We talked to a number of experts about hypothetical events that could send the U.S. real estate market into a skid, from highly unlikely scenarios such as a military confrontation with China, to the types of predicaments we have faced in recent years, like natural disasters and terrorist attacks.

Turns out, there are lots of ways to hit the housing market.

"Prices will certainly plummet if we have significant loss of house buying power," says James W. Hughes, dean of the Edward J. Bloustein School of Planning and Public Policy at Rutgers University.

Higher interest rates that make mortgages more expensive, an employment decline that results in loss of income, or an increase in the costs of other goods (think oil) can all divert money from real estate.

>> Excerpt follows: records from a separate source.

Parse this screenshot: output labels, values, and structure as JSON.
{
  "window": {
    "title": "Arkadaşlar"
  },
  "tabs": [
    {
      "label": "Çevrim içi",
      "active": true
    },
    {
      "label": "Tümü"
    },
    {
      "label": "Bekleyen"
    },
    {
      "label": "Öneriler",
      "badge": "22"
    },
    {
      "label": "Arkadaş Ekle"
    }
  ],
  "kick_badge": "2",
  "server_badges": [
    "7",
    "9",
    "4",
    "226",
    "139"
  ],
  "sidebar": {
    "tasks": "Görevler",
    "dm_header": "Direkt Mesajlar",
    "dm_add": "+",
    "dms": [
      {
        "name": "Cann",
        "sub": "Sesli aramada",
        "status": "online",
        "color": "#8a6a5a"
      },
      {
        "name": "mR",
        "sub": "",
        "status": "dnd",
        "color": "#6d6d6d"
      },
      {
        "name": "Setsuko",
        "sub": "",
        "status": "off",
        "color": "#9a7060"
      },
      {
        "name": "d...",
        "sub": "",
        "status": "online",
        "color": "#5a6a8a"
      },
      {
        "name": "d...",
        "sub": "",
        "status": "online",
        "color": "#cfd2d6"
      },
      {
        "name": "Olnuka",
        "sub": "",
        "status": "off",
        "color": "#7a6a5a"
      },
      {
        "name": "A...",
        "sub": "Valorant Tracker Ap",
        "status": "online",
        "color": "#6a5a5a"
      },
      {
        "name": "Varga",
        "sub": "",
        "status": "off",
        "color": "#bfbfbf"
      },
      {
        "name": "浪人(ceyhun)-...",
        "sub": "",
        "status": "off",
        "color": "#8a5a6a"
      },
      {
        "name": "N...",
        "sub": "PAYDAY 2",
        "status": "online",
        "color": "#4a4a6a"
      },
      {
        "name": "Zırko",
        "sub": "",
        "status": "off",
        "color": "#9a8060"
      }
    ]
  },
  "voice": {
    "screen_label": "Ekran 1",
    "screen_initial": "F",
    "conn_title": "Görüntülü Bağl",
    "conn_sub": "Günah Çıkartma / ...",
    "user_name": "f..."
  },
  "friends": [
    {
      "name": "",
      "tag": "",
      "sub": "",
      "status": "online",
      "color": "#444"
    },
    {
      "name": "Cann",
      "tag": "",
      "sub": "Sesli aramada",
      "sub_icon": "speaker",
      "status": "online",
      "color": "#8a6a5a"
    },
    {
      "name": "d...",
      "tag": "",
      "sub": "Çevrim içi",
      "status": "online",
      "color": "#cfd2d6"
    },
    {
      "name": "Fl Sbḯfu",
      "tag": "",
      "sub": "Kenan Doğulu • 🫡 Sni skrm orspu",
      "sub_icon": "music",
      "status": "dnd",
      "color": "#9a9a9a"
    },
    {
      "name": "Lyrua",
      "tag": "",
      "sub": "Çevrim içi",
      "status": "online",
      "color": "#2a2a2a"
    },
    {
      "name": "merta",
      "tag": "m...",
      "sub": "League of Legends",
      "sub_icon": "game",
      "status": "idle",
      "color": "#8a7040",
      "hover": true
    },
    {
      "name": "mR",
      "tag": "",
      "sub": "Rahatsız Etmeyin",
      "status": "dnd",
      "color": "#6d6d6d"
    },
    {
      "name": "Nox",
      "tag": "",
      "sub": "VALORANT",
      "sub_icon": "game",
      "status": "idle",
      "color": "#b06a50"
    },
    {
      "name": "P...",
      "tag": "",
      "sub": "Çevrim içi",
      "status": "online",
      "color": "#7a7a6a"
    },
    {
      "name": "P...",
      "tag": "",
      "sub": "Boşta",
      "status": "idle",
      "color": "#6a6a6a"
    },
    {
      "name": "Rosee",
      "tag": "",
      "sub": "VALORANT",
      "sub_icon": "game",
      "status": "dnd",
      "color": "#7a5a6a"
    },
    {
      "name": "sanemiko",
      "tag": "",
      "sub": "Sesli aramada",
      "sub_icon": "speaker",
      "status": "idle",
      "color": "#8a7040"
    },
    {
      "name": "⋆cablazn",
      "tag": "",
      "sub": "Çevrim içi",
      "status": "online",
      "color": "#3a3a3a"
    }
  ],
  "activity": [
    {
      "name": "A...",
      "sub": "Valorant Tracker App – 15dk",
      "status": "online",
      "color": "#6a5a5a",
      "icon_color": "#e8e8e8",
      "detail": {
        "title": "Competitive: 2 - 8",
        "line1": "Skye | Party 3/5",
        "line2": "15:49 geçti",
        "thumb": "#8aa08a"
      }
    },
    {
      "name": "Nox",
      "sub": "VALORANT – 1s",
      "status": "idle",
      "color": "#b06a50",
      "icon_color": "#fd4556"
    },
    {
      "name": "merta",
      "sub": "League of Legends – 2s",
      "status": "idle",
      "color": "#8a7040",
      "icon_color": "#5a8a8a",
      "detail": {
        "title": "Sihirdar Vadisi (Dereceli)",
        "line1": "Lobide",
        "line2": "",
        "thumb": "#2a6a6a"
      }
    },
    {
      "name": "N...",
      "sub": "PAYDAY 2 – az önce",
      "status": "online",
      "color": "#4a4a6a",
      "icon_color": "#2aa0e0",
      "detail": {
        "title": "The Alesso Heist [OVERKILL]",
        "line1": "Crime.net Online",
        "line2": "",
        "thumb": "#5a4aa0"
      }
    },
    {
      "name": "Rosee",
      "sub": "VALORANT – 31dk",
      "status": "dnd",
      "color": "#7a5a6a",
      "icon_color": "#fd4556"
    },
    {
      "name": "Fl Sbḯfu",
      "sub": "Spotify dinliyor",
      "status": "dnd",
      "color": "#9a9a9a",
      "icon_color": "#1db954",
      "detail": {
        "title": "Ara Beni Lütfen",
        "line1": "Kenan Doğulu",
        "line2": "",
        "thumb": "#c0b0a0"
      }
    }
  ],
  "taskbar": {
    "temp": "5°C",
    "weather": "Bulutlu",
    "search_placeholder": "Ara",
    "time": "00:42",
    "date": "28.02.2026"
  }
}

"Anything that throws the economy into recession will throw the real estate market into recession," says Susan M. Wachter, professor of real estate, finance and city and regional planning at the Wharton School of the University of Pennsylvania.

A truly dramatic plunge in the real estate market could be precipitated by a crisis, whether economic, natural or, as in the case of war, man-made, that lasted.

"It's the long-term impact stuff we have to worry about," says Delores Conway, director of the Casden Real Estate Economics Forecast at the University of Southern California Lusk Center for Real Estate. An earthquake may be devastating, but if it only lasts a day the market can recover. A prolonged economic crisis can have a far more profound effect.